Does it get easier? My wife has been wonderful all things considered but I still feel guilty and sad. It's only been a week since I confessed. I am beating myself up much more than my wife. I wonder if the sadness will go away.


----------



## Mrs. Negestie (Jul 15, 2008)

Maybe if you could give more info and talk more about it in your post people who are facing the same issue might be able to relate to your problem dont worry about how long just get all the details in.


----------



## amber (Jul 14, 2008)

Speaking from the other end...being the wife that was cheated on...I think it's important for you to be thinking of her feelings right now. It's good that you are sorry and upset about what you have done, and that's a really great sign. But I think that being as supportive and comforting and loving as possible will help her deal with the situation. When she is at a place where she is starting to feel a little better, then I think that will come for you too.


----------



## happless (Jul 17, 2008)

Thanks for the advice. Do any of you suggest the offender confront the other woman (TOW)? I have debated whether to let sleeping dogs lie or to let them know that my spouse and I are together and working through things. That what happened was wrong, etc. I wouldn't consider it if TOW wasn't still trying to make contact with me. My spouse supports me doing this if it is helpful to me in putting this in the past. TOW is convinced that I should be with them......mistakenly I must say. They took my cutting contact very hard and I think are emotionally unstable.


----------



## swedish (Mar 6, 2008)

Having been on your wife's end, I think if she is supportive of this idea then confront TOW. I'm sure your wife would like her to stop trying to contact you as well. I think it would be better to do by mail/email so you can say what you need to w/o her trying to talk you out of it, etc. or asking for one last hug, etc. If it needs to be in person, be aware of her emotional state and what you may be up against so you don't react to her out of guilt, etc. Your wife should be in the loop on whatever happens here so if you confront her act as though your wife is standing there too and the right words will come.

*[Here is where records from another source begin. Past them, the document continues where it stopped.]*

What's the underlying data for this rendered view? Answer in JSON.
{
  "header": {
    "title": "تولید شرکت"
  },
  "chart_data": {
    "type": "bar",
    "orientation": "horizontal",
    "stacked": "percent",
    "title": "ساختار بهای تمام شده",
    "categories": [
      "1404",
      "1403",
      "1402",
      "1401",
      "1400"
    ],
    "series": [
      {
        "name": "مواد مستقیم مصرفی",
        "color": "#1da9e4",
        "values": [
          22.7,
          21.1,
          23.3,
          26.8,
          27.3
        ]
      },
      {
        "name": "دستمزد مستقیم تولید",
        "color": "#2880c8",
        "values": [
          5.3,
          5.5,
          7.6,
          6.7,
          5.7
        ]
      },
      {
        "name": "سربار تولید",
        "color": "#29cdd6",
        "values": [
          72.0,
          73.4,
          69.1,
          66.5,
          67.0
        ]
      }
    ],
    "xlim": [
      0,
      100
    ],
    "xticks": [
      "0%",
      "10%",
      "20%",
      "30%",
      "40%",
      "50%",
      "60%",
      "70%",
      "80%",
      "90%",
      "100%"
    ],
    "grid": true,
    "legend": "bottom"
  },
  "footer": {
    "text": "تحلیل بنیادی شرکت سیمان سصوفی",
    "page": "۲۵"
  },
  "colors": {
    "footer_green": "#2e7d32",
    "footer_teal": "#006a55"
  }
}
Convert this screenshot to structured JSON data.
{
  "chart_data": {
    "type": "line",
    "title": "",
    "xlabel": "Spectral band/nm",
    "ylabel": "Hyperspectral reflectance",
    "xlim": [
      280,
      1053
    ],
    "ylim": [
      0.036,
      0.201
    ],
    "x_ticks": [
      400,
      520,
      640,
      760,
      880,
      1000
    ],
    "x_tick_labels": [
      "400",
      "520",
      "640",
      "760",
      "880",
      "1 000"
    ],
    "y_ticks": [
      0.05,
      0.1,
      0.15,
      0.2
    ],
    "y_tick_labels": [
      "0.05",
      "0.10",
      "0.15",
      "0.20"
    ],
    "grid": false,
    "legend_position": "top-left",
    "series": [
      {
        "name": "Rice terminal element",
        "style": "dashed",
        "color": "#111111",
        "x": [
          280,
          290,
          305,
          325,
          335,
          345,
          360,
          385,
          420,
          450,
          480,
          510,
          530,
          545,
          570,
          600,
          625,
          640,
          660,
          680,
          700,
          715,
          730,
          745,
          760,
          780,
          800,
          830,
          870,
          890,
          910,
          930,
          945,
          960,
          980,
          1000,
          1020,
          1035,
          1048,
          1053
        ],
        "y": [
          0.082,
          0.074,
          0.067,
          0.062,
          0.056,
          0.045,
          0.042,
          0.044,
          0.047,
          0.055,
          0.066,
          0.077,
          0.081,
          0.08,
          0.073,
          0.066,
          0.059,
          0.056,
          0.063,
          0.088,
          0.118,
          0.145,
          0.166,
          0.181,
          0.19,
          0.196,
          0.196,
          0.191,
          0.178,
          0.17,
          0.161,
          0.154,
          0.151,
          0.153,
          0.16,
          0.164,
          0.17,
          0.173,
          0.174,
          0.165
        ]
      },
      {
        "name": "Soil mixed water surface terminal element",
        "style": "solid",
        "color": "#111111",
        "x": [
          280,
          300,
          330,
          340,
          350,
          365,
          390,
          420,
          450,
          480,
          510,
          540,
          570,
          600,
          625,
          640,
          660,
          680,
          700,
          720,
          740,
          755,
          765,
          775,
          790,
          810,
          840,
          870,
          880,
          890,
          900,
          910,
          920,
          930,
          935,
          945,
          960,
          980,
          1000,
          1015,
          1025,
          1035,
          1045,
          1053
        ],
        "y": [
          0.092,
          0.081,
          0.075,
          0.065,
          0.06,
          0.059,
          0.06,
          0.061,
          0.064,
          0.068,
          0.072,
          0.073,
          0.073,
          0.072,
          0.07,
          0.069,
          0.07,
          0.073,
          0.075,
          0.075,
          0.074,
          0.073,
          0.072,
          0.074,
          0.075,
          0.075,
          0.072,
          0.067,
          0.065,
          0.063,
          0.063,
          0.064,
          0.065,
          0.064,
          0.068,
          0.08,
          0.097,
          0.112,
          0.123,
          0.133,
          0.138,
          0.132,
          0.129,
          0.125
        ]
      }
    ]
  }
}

Hearing it was wrong might not mean much to her because she isn't there. Hearing you love your wife and made a big mistake by taking issues outside of your marriage rather than working within the marriage to make it stronger might make her realize you are over her and committed to repairing your marriage. It might give her the closure she needs to back off.


----------



## Triton (Jul 8, 2008)

:iagree:


----------



## happless (Jul 17, 2008)

mommy22.....THANK YOU. That is wonderful advice especially since you pretty much hit on everything that I have been feeling and have been through.

On the same token, do you recommend writing a letter or just ignoring? I asked for no contact nearly a year ago but still get periodic emails that whether meant to or not just serve to make me feel more guilty.


----------